The walls have protected Lecce's historic centre for centuries. They are tall, well preserved, and custodians of one of the richest historical and artistic heritages in the world.
The only way to see the old part of the city is by walking through it. If you stroll through the narrow streets of the centre, you can see the cool architecture from a bygone era. In this case, it's from the seventeenth century, and has a distinctive Baroque style. It's overflowing with decorations, curls and frills that are skilfully carved into the other element that marks the face of the city: Lecce stone (leccisu, in local dialect).
The white stone of Lecce is so soft and crumbly that it almost seems to crumble in the wind and in the sun. It's actually resisted for over five hundred years, only changing its colour according to the light that hits it.
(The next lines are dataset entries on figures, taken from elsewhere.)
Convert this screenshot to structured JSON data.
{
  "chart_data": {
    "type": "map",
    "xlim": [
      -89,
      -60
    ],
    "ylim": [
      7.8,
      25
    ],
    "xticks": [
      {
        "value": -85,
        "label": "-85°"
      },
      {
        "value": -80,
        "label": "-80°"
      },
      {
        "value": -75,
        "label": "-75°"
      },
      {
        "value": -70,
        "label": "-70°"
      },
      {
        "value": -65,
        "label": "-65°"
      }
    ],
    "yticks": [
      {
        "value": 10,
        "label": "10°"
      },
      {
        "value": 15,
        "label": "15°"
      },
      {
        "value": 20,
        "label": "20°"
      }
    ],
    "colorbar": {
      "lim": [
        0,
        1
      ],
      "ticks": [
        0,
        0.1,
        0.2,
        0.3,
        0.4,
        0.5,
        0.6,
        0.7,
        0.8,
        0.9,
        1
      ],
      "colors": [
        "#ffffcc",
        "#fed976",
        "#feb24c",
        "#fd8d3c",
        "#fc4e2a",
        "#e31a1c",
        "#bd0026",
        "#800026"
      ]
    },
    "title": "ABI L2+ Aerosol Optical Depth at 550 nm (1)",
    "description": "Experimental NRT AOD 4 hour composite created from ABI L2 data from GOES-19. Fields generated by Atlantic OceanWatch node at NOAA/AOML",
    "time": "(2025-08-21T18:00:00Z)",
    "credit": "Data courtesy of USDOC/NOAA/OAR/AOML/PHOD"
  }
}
Embroidered in stone are the monuments, churches and palaces of the city and various villages in the province. They shine with a clear light during the day, and in the evening they take on a golden colour.
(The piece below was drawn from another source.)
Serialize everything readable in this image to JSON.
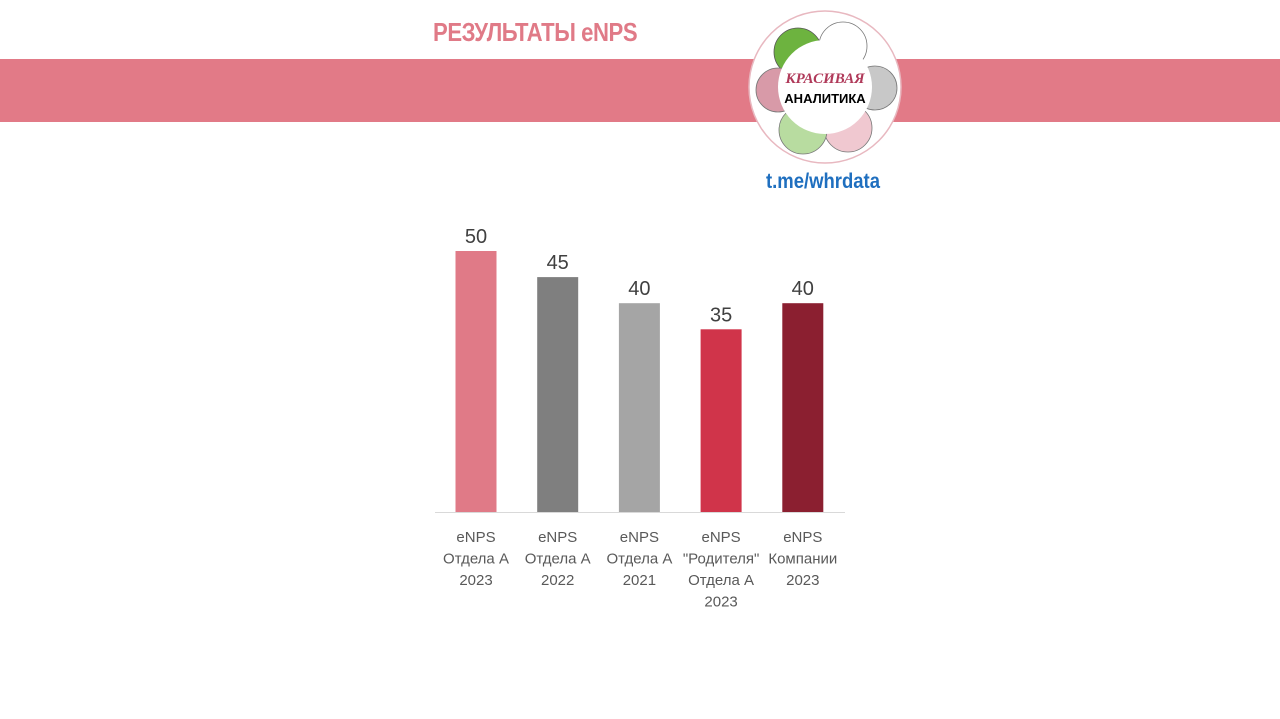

Lecce is not only a treasure trove of art and beauty, but also a lively and dynamic city all year round. This is especially true in the summer - starting with the breakfast ritual at the pastry shop all the way to lunchtime (or at least until the heat of the day kicks in). It is at that moment that Lecce empties, but only temporarily: activities stop, people hole up in their houses or go to the beach. Everything outside remains motionless, enveloped in a dazzling light reflected and amplified by the glow of the stone.
So until the late afternoon, when the historic centre is once again populated with people enjoying the bars and clubs, the shops and galleries open their doors, while in open-air squares and courtyards, in the churches and symbolic places of the city, art and beauty, nightlife and entertainment are again the protagonists.
Palazzo de Noha is small and clean, with every comfort you could want--including a small pool on the terrace with a bar. It's perfect for watching the sunset and listening to the birds.
The panoramic point of Lecce is a great place to get an unprecedented, unique view of Lecce and the Salento from its tallest building, the bell tower of the Cathedral. Thanks to the elevator, visitors can go to the third level of the ancient tower, where four balconies offer a 360-degree view of the city and the Adriatic Sea up to the Albanian coast.
The Artwork team offers those unfamiliar with the beauties of Lecce the opportunity to discover them in an unprecedented way.
And, once again, guaranteeing the best use of the sites included in the circuit through a single ticket and with prolonged opening hours.
Palazzo Vernazza, one of the oldest noble palaces in Lecce, which guards millenary ruins, has been hosting an unusual visit itinerary enriched by technologies. The project, called Visit Palazzo Vernazza from the 14th century to 4.0, was developed by the staff of the University of Salento, who did the excavation and the studies.
It takes the visitor along a physical and digital path. With a tablet in hand, you move between the different rooms of the building, accompanied by audiovisual narrations, 3D reconstructions and experiences in virtual and augmented reality (palazzovernazza.it/english/).
Palazzo Luce, right next to the Roman amphitheatre in the centre of Lecce, is the aesthetic testament of collector Anna Maria Enselmi. The Palazzo dei Conti - which was the home of Maria D'Enghien, who became Queen of Naples after her second marriage - has now been turned into a museum and art gallery.
It houses many contemporary art and design pieces. The Palazzo's medieval origins make it stand out from the rest of the Baroque city--one more reason to visit Lecce outside the usual routes.
Via Umberto I is one of the most romantic streets in Lecce. The Lecce paper-mache shops are located there, where master craftsmen work day and night assembling the paper-mache.
If you walk around the ancient artisan shops, you'll find hidden treasures, like the Bottega della Cartapesta in the heart of Lecce. There, you can watch Santino Merico create masterpieces like sacred statues, restorations, and other objects in his own laboratory. He's been doing this since 1982. Another big name in the city centre is Mario Di Donfrancesco, head of the La Bottega dell'Arte laboratory for restoring sacred statues and paper-mache. They're specialised in restoration.
After visiting the shops in the alleys, you can go to the Cartapesta Museum inside the Charles V Castle. It contains works from every era by hundreds of artists.
The Monastery of San Giovanni Evangelista is a must-stop for foodies: for centuries, the nuns have been preparing exquisite almond paste sweets in the shape of fish and lamb, according to an ancient eighteenth-century recipe, filled with faldacchiera, a cream made from egg yolks and sugar cooked in a double boiler (email@example.com).
Div.Ergo, a company that strives to help young people with disabilities enter the workforce, sells unique "souvenirs". Daf Design tells the story of Salento and the Mediterranean through colourful accessories. While F360's vintage research is not just about clothing--it becomes a lifestyle, always on the hunt for memorabilia from past decades
There are many easy day trips from Lecce that allow you to explore some of the Salento's most beautiful hamlets, such as Nardo', Specchia, Galatina, Gallipoli, and Otranto. These make for fantastic days out by the sea.